Coastal counties are willing to pay their fair share but are being required to pay more, said Sen. Thom Goolsby, R-New Hanover.
“We are stuck until we change the law,” Goolsby said. “And to do that we’ve got to get all these other people that are getting the great deal across the state to say ‘Oh yeah, let us pay more.’ And that’s what we’re up against.”
State lawmakers from North Carolina’s coastal counties planned to continue meeting as a coastal caucus to address homeowners insurance and other issues.
“We’re trying to find strength in numbers,” Goolsby said.
Lending institutions that require insurance levels and the Rate Bureau that sets the rates also are part of the equation, said Reps. Rick Catlin and Ted Davis Jr., both R-New Hanover.

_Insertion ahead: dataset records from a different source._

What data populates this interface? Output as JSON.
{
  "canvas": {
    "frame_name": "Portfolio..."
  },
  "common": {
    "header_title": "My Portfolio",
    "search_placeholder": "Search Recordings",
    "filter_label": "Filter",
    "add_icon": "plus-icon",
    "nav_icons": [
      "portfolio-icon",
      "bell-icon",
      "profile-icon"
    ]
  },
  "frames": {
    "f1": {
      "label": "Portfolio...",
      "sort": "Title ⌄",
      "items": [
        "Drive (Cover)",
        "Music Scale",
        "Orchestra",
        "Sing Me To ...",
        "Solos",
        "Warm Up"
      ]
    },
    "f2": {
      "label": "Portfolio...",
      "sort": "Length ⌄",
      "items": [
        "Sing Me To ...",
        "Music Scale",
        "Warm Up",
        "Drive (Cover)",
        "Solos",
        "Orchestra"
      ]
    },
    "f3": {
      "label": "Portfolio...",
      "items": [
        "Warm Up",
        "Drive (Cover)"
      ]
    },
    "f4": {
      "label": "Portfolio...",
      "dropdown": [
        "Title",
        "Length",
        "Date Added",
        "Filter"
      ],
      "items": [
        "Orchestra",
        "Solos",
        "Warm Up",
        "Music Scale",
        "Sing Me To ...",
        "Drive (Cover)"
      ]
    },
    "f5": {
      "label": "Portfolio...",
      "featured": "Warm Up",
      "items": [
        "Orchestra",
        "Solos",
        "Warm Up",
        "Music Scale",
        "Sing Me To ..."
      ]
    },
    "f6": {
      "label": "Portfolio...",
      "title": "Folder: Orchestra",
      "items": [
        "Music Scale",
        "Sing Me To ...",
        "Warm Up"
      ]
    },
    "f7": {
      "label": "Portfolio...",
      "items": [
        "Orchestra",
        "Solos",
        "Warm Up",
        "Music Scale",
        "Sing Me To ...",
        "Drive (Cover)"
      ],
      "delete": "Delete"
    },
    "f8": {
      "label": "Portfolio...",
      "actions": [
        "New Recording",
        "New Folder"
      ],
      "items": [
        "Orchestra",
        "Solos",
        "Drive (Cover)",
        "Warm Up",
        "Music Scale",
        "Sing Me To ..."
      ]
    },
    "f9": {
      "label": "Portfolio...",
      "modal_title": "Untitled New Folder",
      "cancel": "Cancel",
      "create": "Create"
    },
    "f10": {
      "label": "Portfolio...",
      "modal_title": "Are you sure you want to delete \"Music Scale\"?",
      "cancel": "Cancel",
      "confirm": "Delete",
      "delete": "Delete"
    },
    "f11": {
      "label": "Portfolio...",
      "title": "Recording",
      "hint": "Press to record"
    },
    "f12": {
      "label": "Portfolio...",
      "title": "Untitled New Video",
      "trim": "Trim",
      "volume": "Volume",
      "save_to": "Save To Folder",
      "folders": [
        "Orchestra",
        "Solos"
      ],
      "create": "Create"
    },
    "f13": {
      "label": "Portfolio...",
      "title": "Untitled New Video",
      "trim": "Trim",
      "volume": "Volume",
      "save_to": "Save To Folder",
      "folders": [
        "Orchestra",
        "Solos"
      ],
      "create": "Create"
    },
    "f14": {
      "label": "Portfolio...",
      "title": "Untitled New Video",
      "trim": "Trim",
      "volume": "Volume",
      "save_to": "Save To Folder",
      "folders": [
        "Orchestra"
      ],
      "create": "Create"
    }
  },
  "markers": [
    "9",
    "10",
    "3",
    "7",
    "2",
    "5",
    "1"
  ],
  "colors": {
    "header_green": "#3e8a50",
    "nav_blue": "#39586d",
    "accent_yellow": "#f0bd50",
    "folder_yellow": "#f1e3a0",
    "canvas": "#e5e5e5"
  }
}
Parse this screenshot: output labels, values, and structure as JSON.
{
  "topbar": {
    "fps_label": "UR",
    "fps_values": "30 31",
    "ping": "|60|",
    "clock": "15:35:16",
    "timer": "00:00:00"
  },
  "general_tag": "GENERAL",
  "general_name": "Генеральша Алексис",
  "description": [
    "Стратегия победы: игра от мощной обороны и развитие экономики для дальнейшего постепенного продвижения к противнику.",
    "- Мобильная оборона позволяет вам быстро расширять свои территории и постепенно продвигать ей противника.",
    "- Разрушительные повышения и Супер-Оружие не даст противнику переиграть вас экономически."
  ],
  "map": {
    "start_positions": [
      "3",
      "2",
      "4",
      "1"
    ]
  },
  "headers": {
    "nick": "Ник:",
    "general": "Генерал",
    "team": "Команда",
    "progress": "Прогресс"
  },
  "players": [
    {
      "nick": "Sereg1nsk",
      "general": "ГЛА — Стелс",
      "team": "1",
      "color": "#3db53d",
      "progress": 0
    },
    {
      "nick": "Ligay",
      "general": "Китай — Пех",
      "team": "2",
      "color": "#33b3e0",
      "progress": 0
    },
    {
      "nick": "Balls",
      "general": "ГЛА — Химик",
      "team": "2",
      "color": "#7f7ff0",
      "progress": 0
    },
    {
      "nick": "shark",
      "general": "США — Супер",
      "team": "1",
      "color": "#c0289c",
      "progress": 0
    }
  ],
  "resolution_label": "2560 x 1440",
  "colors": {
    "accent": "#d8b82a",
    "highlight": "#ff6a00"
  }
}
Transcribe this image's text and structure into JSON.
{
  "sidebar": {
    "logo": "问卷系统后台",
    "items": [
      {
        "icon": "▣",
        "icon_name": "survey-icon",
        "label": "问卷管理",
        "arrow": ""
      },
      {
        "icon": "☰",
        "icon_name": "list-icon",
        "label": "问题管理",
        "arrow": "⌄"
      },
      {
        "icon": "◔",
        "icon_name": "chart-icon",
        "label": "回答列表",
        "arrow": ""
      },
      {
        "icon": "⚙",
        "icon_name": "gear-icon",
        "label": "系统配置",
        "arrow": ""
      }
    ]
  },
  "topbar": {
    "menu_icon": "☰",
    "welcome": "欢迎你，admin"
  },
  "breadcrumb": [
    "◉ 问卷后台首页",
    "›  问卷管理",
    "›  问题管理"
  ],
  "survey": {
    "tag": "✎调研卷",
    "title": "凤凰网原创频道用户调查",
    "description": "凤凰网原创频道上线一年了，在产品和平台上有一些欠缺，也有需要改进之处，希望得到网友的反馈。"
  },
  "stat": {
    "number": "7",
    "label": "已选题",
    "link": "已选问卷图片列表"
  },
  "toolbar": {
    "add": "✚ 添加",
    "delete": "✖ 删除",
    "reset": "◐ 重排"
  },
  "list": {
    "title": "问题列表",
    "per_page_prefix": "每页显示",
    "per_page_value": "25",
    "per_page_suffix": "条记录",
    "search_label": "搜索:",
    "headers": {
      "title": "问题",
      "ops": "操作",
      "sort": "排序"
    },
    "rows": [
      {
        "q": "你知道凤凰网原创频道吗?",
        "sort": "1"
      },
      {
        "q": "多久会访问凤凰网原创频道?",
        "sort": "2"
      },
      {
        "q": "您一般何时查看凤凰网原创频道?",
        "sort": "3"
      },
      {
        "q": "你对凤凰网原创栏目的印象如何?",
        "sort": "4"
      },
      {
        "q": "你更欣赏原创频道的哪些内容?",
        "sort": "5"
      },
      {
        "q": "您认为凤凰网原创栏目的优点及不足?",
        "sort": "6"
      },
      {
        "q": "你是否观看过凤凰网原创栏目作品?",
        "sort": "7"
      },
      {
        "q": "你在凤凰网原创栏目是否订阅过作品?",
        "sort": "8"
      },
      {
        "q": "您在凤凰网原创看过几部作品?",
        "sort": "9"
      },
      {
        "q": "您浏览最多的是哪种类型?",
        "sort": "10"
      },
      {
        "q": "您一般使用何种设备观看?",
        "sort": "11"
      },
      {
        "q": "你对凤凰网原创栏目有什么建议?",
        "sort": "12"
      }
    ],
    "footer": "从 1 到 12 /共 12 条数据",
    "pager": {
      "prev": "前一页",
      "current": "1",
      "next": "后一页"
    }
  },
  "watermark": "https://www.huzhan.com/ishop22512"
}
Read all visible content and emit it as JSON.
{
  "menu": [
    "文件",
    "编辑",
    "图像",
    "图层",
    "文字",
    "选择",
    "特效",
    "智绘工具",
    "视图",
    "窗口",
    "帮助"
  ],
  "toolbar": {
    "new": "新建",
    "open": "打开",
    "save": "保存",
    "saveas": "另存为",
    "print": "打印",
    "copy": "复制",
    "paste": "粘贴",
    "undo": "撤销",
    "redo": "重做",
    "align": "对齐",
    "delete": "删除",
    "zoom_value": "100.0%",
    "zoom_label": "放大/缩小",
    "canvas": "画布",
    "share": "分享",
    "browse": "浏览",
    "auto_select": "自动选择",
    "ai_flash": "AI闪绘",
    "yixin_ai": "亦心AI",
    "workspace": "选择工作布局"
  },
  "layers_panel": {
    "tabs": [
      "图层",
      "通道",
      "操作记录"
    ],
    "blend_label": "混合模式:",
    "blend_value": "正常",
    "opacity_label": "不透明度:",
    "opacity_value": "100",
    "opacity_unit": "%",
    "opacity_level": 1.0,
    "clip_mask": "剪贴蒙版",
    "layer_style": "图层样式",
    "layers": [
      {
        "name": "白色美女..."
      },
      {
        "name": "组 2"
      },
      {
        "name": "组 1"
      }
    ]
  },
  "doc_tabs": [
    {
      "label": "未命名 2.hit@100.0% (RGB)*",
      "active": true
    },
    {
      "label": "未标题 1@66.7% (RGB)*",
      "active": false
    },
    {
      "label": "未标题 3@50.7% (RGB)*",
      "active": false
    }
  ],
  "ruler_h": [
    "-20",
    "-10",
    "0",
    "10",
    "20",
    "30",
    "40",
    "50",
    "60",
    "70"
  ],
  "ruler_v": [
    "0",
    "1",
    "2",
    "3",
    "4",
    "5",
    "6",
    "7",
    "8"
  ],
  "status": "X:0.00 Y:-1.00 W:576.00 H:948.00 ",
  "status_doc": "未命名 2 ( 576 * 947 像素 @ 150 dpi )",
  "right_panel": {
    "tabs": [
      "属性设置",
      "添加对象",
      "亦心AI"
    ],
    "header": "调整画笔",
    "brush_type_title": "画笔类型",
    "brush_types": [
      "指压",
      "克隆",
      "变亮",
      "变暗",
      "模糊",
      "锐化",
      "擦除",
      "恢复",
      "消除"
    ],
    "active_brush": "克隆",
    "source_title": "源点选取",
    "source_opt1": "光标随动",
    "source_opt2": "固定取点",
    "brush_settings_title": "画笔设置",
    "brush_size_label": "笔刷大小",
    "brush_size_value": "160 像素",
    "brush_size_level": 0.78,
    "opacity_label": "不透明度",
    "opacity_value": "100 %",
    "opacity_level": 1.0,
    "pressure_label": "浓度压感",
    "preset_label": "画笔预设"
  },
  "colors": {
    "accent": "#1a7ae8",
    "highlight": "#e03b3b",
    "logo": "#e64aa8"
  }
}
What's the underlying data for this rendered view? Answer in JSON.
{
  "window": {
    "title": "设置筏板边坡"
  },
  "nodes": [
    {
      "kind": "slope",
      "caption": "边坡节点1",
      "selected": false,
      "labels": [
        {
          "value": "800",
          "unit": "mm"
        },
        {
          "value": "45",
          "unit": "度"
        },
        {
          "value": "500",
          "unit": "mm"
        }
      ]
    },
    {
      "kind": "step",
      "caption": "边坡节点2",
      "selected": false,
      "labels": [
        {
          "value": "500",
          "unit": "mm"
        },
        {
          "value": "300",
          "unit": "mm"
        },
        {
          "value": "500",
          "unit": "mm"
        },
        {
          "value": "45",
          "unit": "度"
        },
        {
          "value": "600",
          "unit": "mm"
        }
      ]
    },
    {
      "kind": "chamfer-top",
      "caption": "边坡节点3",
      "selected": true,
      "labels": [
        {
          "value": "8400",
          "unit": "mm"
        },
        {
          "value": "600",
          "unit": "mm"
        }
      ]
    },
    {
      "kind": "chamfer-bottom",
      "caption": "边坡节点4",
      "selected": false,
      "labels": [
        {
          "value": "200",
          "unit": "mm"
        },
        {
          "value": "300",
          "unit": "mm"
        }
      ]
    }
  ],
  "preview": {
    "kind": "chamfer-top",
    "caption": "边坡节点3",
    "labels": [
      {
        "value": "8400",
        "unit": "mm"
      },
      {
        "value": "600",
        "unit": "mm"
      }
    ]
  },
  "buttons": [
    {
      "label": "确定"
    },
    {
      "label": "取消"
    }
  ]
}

“We need to look at North Carolina in determining our rates,” Davis added, rather than looking at what has happened in other states.
Coastal caucus priorities also include funding for coastal inlet dredging and beach nourishment, lawmakers said.
“Please keep teaching your colleagues in Raleigh how important that is,” Wrightsville Beach Mayor David Cignotti said of beach nourishment.
Cignotti also raised the issue of clarifying the town’s municipal authority to enforce a smoking ban on state-owned parts of beach strands.
He noted estimates from the national Centers for Disease Control and Prevention that show about 400,000 people die annually from cigarette smoking.
“To me that’s a nonpartisan issue,” Cignotti said. “It’s a health and litter issue.”
Davis told Cignotti he has learned there cannot be local bills that deal with the environment, health or nuisances.
Limitations on local, private and special legislation include subjects relating to health, sanitation and the abatement of nuisances, according to the North Carolina State Constitution.
“So we are not going to be able to have a local bill that will allow either Carolina Beach, Wrightsville Beach or Kure Beach, if they so choose, to pass such an ordinance to enforce that on state-owned property,” Davis said. “What will have to be done is a statewide bill.”
Not everyone in the state may be in favor of allowing a local entity to enforce ordinances on state-owned property, Davis said.
“That’s the snag,” Davis said, adding he would continue to look into the issue.